2. Subverting tropes.  The most refreshing characters on the show are Leighton (Reneé Rapp) and Reena (Kavi Ramachandran Ladnier). Leighton’s coming out story (one that she has yet to embrace in the series) feels different from most. “You don’t know what it was like to be popular,” she tells an older, off-campus hook-up (who also happens to be a Mom with a car seat that literally and figuratively comes between them. Leighton is the hot girl who…loves hot girls, but is currently uncomfortable admitting that to no one. She plays alone when frat guys hit on her but run away to bury herself in dating apps. Meanwhile, sex-positive Reena is down to exchange hand jobs for a spot on the college’s comedy writing staff reminiscent of The Harvard Lampoon. These two feel like a refreshing take on a Samantha and a Miranda of the group, and Ladnier steals many scenes with her hilarious always-at-the-ready desire to experiment. 

3. Embracing tropes.  Some tropes on the other hand feel a bit expected and one roots for Kimberly (Pauline Chalamet) and Whitney (Alyah Chanelle Scott) to develop more of an arc as the show moves along. Currently, Kimberly serves the role of the nerd who just lost her virginity to a hairy and fake-woke boyfriend that steals her deodorant after breaking up with her after the big night. Whitney is boning her college soccer coach (who neglects to tell her that he’s already married). Unfortunately, both these stories bring nothing particularly surprising, but Chalamet’s charm and Scott’s tenacity anchor them in a feeling of reality nonetheless. 

4. Fiction based on fact.  It’s clear there are some ripped-from-the-headlines storylines here, and it feels exciting to see more of this especially when the title feels borrowed from the notorious article: “The Highly Charged Erotic Life of the Wellesley Girl”. Some additional storylines we hope make it in the show: “The Girls Next Door” which features the notorious cuddle shuttle ride from all-girls schools to all-boys schools on the east coast, or taking on the much darker side of professor-student relationships like the CUNY Professor who went on drug-fueled antics that often included students, or the ethical question of if colleges should be offering sex advice to students as they navigate raging hormones, Greek life parties, and trying to stay afloat academically. There are undeniably unlimited storylines to cover here, and it will be interesting to see how much the show walks the line of escapist fiction and real issues college kids deal with. 

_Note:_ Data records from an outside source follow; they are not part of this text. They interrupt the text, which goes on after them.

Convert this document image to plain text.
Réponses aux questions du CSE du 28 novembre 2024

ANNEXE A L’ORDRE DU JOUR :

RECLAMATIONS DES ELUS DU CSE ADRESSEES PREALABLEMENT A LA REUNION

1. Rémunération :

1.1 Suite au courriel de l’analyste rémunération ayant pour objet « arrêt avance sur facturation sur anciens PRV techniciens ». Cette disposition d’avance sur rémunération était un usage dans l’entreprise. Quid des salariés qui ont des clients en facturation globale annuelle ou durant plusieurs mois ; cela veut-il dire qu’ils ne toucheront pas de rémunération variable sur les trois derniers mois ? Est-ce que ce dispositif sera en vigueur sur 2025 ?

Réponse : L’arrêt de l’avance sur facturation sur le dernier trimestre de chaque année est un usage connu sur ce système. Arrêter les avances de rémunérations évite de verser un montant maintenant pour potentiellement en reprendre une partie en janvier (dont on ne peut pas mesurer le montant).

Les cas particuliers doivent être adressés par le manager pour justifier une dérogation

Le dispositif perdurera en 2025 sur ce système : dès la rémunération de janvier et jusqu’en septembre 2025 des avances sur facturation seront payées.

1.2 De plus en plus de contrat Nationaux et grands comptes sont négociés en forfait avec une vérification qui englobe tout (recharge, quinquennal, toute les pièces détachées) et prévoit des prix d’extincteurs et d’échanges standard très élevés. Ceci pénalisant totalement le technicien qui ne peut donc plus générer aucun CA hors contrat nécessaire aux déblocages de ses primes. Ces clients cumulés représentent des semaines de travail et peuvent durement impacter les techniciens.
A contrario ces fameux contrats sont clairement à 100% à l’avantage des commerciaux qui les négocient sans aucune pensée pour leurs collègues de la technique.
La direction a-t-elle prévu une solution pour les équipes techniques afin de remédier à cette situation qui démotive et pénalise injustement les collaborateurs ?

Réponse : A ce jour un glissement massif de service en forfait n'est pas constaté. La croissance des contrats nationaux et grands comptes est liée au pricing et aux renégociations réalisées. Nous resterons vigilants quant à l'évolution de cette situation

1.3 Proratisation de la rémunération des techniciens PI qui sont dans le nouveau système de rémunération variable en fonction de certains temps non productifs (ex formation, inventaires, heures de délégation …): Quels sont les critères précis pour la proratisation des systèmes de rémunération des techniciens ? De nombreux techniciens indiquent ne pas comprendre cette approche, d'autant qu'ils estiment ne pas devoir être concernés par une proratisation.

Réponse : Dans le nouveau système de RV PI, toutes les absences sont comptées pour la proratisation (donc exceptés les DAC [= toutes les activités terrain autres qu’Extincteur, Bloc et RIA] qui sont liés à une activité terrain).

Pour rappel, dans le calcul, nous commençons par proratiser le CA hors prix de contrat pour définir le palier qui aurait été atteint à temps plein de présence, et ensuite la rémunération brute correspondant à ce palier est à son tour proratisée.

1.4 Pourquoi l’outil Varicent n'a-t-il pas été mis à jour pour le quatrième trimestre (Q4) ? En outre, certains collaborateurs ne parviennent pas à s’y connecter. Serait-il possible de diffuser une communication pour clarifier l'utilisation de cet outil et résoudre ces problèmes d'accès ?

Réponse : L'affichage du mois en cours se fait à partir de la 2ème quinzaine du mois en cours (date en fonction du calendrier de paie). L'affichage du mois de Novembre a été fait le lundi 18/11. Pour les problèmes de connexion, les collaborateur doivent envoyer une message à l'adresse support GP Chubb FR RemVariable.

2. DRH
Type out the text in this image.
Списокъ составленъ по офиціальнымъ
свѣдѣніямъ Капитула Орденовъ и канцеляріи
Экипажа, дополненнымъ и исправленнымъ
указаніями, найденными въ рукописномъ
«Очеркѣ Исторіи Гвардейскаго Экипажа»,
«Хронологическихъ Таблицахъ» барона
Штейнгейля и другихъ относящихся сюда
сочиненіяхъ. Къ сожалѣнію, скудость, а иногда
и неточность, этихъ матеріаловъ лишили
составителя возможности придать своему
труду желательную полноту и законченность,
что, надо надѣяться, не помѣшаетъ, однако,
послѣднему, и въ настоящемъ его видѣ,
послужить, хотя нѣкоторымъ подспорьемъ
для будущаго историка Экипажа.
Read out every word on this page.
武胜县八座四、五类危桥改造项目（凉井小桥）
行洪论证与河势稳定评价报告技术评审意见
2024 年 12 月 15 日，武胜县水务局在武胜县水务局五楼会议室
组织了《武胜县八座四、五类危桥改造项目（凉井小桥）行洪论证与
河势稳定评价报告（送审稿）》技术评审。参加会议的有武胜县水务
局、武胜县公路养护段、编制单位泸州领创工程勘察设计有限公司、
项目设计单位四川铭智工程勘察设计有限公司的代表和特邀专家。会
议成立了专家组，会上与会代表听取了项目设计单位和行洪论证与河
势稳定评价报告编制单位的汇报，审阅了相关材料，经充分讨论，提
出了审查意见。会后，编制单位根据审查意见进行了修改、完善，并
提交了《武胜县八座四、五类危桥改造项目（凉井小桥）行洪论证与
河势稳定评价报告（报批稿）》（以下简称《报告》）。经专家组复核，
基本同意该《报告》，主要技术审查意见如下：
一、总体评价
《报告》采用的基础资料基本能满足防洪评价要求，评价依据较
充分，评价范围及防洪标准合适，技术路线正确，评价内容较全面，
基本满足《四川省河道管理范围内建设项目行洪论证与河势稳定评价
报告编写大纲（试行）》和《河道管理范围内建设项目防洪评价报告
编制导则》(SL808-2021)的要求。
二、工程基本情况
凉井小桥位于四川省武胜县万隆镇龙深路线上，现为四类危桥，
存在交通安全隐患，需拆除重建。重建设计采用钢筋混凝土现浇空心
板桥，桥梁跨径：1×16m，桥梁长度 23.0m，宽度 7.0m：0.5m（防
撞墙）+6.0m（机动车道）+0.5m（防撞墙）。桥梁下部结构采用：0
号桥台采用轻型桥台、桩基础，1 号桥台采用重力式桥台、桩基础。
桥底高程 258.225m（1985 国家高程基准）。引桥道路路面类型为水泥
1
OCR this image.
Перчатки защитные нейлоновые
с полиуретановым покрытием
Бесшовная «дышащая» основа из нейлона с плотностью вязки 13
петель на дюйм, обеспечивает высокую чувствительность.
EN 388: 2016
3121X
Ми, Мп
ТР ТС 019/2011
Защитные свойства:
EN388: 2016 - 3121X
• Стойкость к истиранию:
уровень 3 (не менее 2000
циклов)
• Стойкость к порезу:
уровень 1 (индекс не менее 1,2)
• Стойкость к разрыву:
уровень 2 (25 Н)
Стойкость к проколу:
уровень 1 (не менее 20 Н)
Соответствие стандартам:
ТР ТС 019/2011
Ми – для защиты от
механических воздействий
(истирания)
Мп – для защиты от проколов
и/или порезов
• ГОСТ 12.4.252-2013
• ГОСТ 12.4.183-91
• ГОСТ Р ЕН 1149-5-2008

5. Embrace the romp.  Ultimately, much like its predecessors with ‘sex’ in the title, the show is a romp-filled pleasurable experience even if it’s not setting out to say much beyond the fact that college should be really, really fun — and on The Sex Lives of College Girls it mostly really is. While Essex seems to accurately reflect a microcosm of the real-life injustices women still go through, maybe, just maybe, a raucous group of confident women will keep making changes in the right direction — even if one of those changes is (still revolutionarily) putting the pleasure of women first. 


Final Takeaway: The Sex Lives of College Girls isn’t necessarily subversive. It’s a group of four women thrown together by dorm lottery who attempt to forge both awkward friendships and sexual relationships while navigating college. Nonetheless, it’s set itself up to address more complicated and nuanced stories and the fun ride may eventually provide a lot of pathos to those who had an imperfect college experience, which is…all of us?!